Legal casebooks are filled with freakish, unpredictable and bizarre fact patterns; many far more ridiculous than you could ever possibly dream up. The law of negligence and personal injury needs to be flexible enough to handle unpredictable scenarios while still setting reasonable expectations about how much care is exercised to protect people from unforeseeable events. The waste-bin of legal history is also filled with cases at the other extreme, injuries sustained from bumps on bumper cars, tackles in games of football, and golfers struck by golf balls (etc.) Such injuries are entirely unsurprising, and the risk is unavoidable once you elect to participate.
One of the oldest and most famous ‘predictable injury’ cases, Murphy v. Steeplechase Amusement, involved a lawsuit over an injury sustained on an amusement park ride named “The Flopper.” The ride consisted of a large motor driven belt designed to carry riders up an inclined plane, until they would eventually tumble down to the bottom. Mr. Murphy apparently injured his knee on the flopper when a ‘sudden jerk’ threw him to the floor. Famous jurist Benjamin Cardozo, sitting on the New York Court of Appeals, wrote that the “fall was foreseen as one of the risks of the adventure.” There would have been no point to the whole thing if the risk had not been there and Murphy accepted the obvious and necessary dangers of the activity by voluntarily riding The Flopper.
Little has changedin the last 85 years. If you take a flop on the Flopper you probably don’t have a strong case.
In California, this idea goes by the name of the ‘assumption of risk‘ doctrine. Assumption of risk relieves a defendant of any duty to protect the plaintiff from risks that are inherent in an activity in which a person chooses to participate. (Knight v. Jewett (1992) 3 C4th 296, 308.) The doctrine also applies to occupational hazards under the name ‘the firefighter rule.’ If you choose to run into burning buildings for a living, you can’t turn around and sue the fire department if you get burned. As long as the danger is considered an ‘integral’ part of the activity (i.e. removing the risk would fundamentally change the nature of the activity or deter participation) assumption of the risk applies.

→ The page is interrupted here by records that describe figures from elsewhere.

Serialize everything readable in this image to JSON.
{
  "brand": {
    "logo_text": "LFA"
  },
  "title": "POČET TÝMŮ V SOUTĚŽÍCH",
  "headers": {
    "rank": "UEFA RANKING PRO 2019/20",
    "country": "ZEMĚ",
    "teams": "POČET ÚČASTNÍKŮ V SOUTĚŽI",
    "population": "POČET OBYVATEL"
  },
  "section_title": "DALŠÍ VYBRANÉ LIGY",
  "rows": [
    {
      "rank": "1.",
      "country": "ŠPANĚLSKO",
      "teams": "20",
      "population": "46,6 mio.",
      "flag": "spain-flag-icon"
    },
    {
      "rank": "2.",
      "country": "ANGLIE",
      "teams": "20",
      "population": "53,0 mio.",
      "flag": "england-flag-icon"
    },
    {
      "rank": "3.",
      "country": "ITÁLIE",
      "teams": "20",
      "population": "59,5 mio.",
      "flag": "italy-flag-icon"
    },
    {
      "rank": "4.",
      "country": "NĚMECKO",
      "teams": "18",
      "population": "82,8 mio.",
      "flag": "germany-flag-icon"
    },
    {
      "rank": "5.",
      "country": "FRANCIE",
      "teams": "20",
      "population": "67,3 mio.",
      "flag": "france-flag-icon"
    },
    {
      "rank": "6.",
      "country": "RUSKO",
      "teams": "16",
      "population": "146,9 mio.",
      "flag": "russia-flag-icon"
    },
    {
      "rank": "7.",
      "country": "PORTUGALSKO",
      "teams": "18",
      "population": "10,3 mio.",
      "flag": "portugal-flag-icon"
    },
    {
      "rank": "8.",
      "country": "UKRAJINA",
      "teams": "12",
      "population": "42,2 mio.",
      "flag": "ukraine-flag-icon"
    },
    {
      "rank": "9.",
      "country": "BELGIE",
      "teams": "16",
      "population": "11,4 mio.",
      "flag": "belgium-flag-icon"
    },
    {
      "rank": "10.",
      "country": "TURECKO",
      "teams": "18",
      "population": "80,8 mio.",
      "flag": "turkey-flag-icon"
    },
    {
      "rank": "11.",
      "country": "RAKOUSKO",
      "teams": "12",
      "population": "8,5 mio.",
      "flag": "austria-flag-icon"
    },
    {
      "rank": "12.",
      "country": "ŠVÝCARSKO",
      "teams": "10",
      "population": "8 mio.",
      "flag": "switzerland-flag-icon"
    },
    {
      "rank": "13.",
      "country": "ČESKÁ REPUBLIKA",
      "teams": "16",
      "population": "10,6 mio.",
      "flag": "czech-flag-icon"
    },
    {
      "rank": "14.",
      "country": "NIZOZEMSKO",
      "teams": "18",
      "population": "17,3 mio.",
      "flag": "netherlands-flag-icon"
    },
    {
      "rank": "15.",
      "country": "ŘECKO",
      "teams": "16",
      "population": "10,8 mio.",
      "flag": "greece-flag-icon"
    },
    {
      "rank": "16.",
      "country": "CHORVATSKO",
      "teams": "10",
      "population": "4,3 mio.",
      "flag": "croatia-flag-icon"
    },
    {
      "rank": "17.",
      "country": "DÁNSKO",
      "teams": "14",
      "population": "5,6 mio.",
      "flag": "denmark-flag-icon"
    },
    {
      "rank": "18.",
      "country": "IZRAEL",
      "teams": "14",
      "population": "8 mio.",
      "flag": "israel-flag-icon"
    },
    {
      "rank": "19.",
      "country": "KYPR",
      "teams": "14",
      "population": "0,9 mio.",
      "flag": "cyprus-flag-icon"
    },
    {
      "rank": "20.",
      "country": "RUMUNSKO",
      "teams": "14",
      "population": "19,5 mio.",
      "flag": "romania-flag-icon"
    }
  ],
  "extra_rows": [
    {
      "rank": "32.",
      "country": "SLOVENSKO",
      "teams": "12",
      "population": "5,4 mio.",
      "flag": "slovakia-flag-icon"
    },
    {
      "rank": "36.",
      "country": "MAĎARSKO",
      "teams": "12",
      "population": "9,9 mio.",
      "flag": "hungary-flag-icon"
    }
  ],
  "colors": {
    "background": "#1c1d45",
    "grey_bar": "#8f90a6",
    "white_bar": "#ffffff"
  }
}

This rule has led to courts wading into detailed analysis of what is, or is not, an ‘integral’ risk to all manner of sports and recreational activities (touch football, baseball, snow skiing, sailing, jet-skis, ice skating, inter tubing, horseback riding, weight lifting, attending burning man, etc.).
YOU MAY NOT BE COMPLETELY OUT OF LUCK
While a baseball player clearly assumes the risk or getting hit by a baseball, he surely doesn’t assume the risk of getting punched in the face by another player. (Though the same might not be true of a hockey player). Were do we draw the line? One starting point is that participants in most sports and recreational activities have a duty not to intentionally injure other participants. Incidents of intentional intent to injure are rare, though not unheard of, and clearly falls outside of any assumed risk.
Participants are also liable where their behavior rises beyond mere carelessness into acts so reckless as to be totally outside the range of ordinary activity int he sport. Finally, defendants are held accountable where they act affirmatively to increase or misrepresent the inherent risks.
There are ways to overcome assumed risk defenses, don’t assume that there is nothing you can do.